In: Accounting
The Balance Sheet and Financial Disclosures
The president of the Santander Company is upset! The president has just received the first draft of the company’s annual financial statements for the year ended December 31, 2014, prepared by the company’s controller. The statements show an overdraft in one of the company’s bank accounts as an item in the current liabilities section of the balance sheet. The company experienced a very difficult year during 2014, although the first month of 2015 has shown some improvement. The Santander Company is a public company and may wish to issue additional common shares in the near future. The proceeds of the stock issuance would be used to acquire new equipment that could prove vital in reversing the company’s decline.
Required:
Has the controller properly reported the bank overdraft?
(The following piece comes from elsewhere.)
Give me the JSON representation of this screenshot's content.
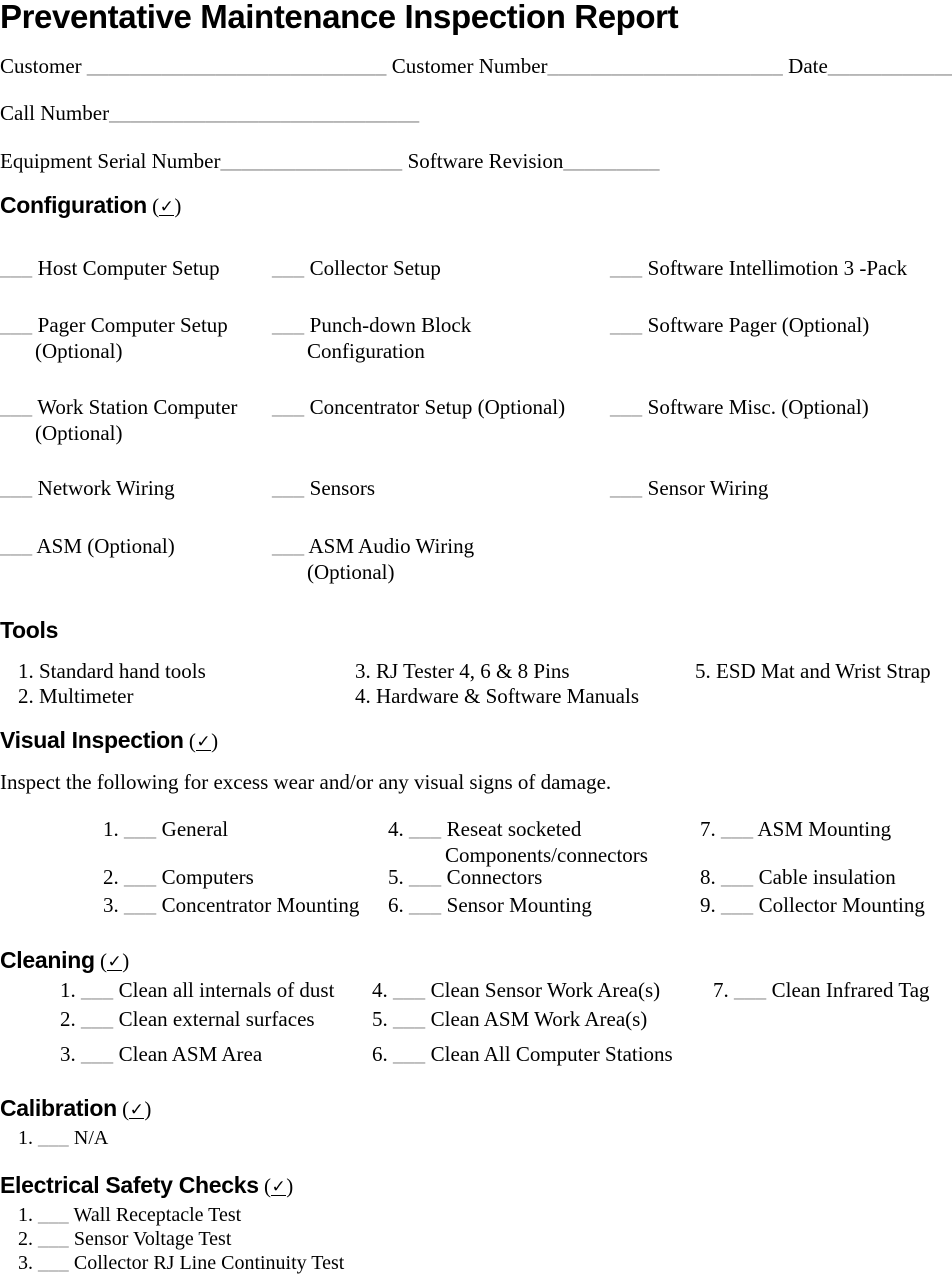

What factors should be considered in reporting this item?
Yes, the controller properly or accurately stated or described the bank overdraft correctly.
Under GAAP (generally accepted accounting principles), a bank overdraft should be described or record as a present liability.
Under the International Financial Reporting Standard, a bank overdraft may be stated as an offset of capital or money assets, that will be decreased or drop or lower or lesser from gross cash and cash equivalents. Accordingly, IFRS ( International Financial Reporting Standard ) is also adjustable than GAAP ((generally accepted accounting principles) as far as bank overdrafts are concerned.
Businesses or firms or corporations or organizations have many or several bank accounts. In such situations, the net balance of one bank might be +ve or Positive and the net balance of different banks might be -Ve ( Negative). Then the Businesses or firms or corporations or organizations should reflect the +ve (positive) cash balance as money or bill or amount and the -ve(( Negative) money or amount balance (of another bank) as an overdraft.